Vulvar discomfort is a common problem that many women with vulvar conditions experience. Sexual health is a complex matter that involves both the medical and psychological aspects of the sexual response cycle. Medically, veins, arteries, and nerves coupled with hormones, neurotransmitters and even vitamins may all be important in the overall sexual response cycle. Women are not only ruled by anatomy and the pelvic organs, but other psychological aspects can directly and indirectly affect the sexual response too. Fatigue, stress and time management are also issues that must be addressed in order to achieve a satisfying sexual relationship. If you are suffering from a chronic medical condition, like vulvodynia or lichen sclerosus, maintaining a healthy sex life may be problematic and a constant challenge. There are some simple tips that can be tried to help improve your sex life. Important actions to consider include: redefining sexual activities and addressing activities of daily living such as diet, exercise, and stress and time management.

Communicate
If you are experiencing physical vaginal pain and painful intercourse, it is important to share your experience with your partner. They may be feeling helpless or hopeless since they do not want you to suffer; some even tell of feelings of guilt. Try to continue the dialogue and discuss your feelings in an open and honest forum. Choose a quiet time when distractions are at a minimum. Sit close to each other and remember to make eye contact. It is difficult to have a serious conversation when the television or internet is playing in the background. Watch your tone of voice. Try not to get angry and don’t shout or raise your voice. Also, avoid getting into any type of debates. Try to see the issue from your partner’s point of view and speak from a place of concern for each other. If you get into an argument, be sure to leave other issues out of the conversation and never bring children into a disagreement. Be an active listener. Listen to not only what is said, but also how you are talking. Choose words carefully and consider your partner’s feelings. 


Forgive and Forget
Sometimes when dealing with conflict, you and your partner may find that your argument cannot be resolved and it may be best to start over. Agree to disagree on the conflict and consider beginning fresh. Painful sex can cause conflict within the relationship. Partners are angry or feel unloved because of the refusal of sexual intimacy and may not fully understand the medical condition. Sometimes starting over may be the best solution.
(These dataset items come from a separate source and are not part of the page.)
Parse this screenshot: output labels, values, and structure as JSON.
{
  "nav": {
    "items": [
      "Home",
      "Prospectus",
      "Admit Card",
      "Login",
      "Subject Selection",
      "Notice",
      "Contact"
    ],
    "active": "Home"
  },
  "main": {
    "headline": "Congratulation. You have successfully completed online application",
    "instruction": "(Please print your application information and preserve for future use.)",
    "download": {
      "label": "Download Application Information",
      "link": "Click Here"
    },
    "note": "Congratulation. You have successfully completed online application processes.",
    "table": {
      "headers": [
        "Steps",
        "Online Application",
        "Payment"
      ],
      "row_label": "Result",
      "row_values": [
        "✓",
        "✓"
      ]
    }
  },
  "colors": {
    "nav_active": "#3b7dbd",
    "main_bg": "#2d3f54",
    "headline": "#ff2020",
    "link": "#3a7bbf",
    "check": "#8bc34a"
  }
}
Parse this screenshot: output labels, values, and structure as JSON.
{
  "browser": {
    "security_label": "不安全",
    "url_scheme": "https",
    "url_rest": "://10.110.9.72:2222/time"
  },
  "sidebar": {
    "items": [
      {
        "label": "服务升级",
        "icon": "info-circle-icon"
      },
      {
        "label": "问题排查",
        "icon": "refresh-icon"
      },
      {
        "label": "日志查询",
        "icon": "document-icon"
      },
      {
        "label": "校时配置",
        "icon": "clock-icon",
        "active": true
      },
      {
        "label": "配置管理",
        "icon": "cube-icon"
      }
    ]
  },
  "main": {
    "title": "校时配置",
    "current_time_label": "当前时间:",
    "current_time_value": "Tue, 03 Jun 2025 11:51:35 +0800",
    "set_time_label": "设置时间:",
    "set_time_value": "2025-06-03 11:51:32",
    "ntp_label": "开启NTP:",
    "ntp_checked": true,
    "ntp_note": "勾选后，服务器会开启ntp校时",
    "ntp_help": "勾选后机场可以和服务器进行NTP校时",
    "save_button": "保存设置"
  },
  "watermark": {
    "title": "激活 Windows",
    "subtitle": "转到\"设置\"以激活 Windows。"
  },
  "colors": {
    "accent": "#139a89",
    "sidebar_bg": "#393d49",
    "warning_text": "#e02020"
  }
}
Some couples start over by beginning to complete a memory box. This is a box that the couple fills with mementos, keepsakes, words, or phrases which remind themselves of special times in their relationship. Spending a quiet evening going through these memories is often helpful in enabling couples to refocus on the positive aspects of their lives together. This difficult time will most likely only be a fleeting memory once effective treatment is accomplished.

Share Realistic Expectations
Couples often have different thoughts and expectations concerning sexual frequency and may have dissimilar levels of sexual desire. It is important to have patience, compromise and set realistic expectations with respect to sexuality. If sexual penetration is not a viable option, consider alternate forms of sexual expression. Be yourself and focus on the positive aspects of your sensual relationship.